Nelle generazioni giovani tantissimo, purtroppo resta la paura verso i genitori o gli adulti. È ancora molto frequente sapere di un figlio che va dalla propria madre per spiegarle che non sta bene e riceve come risposta: ma no, non hai niente. Dopo Mare fuori sono stata invitata in tv, all’università e in diversi ospedali per parlare di salute mentale. Un giorno, dopo un’intervista su Sky TG24 insieme a un neurologo, ho visto dei ragazzini andare a domandargli come potevano chiedere aiuto. Volevano essere rassicurati, non sapevano come rendere partecipi gli altri del loro star male, non è come quando hai un braccio rotto che basta mostrare.
C’è un film o una serie che l’ha colpita per come affronta un simile tema?

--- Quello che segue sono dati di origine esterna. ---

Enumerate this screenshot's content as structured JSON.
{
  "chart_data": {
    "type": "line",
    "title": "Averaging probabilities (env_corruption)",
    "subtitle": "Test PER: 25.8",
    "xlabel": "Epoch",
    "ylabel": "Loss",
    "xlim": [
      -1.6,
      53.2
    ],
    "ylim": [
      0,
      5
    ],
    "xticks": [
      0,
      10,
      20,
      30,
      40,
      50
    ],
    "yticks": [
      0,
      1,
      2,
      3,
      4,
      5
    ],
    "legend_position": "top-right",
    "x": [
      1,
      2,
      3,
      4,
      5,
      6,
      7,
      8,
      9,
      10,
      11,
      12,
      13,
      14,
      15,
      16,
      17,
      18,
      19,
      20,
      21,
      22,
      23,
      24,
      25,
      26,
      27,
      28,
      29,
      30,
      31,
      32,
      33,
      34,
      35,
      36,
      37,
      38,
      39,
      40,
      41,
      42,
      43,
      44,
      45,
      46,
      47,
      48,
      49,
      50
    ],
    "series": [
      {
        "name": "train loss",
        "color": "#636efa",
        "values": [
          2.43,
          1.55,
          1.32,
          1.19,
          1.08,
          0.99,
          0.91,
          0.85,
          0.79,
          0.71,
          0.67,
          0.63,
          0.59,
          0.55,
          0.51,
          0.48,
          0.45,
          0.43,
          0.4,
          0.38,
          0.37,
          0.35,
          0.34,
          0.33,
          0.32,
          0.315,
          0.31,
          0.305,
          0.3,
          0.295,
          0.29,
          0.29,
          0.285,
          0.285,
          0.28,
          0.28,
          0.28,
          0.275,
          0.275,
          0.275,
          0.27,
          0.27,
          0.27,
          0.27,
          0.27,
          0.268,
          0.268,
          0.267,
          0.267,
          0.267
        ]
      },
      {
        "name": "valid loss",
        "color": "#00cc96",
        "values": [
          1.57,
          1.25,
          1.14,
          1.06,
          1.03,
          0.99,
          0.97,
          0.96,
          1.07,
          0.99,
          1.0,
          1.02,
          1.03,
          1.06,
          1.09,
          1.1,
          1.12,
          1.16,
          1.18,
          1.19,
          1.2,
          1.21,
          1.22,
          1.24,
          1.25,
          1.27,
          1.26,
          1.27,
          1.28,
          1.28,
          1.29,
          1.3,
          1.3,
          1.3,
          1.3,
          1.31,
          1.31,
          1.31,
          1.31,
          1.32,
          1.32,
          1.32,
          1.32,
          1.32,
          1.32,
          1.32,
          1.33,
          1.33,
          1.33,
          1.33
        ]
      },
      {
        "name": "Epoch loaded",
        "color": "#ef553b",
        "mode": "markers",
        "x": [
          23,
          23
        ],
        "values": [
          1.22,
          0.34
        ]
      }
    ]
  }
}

Uno degli ultimi è stato The Whale, l’esempio lampante della malattia mentale, fatto in maniera divina. È un film che ti dice a chiare lettere la verità: la depressione non mente, la depressione è mortale. L’obesità in sé è legata alla malattia mentale, il protagonista è talmente depresso che non ha altri modi di riempire il vuoto se non uccidendosi col cibo. Un film raccontato con tale fastidio e realtà da fare eco al dolore.
Le dispiace aver dovuto dire addio a Viola? Visto il valore che ha avuto per lei e altre persone.
Sono andata in posti bui durante questi anni. C’è stato un grosso lavoro dietro, che non esula dal divertimento, ma che dopo tre anni ti fa capire che è il momento di dire basta. L’importante, per me, è che il messaggio che volevamo trasmettere sia arrivato. L’ho notato poco tempo fa parlando anche con altri colleghi che hanno ammesso di sentirsi più aperti nel parlare e affrontare il loro passato con i disturbi mentali. Poi dovevo cambiare, con un personaggio simile rischi di rimanere catalogato.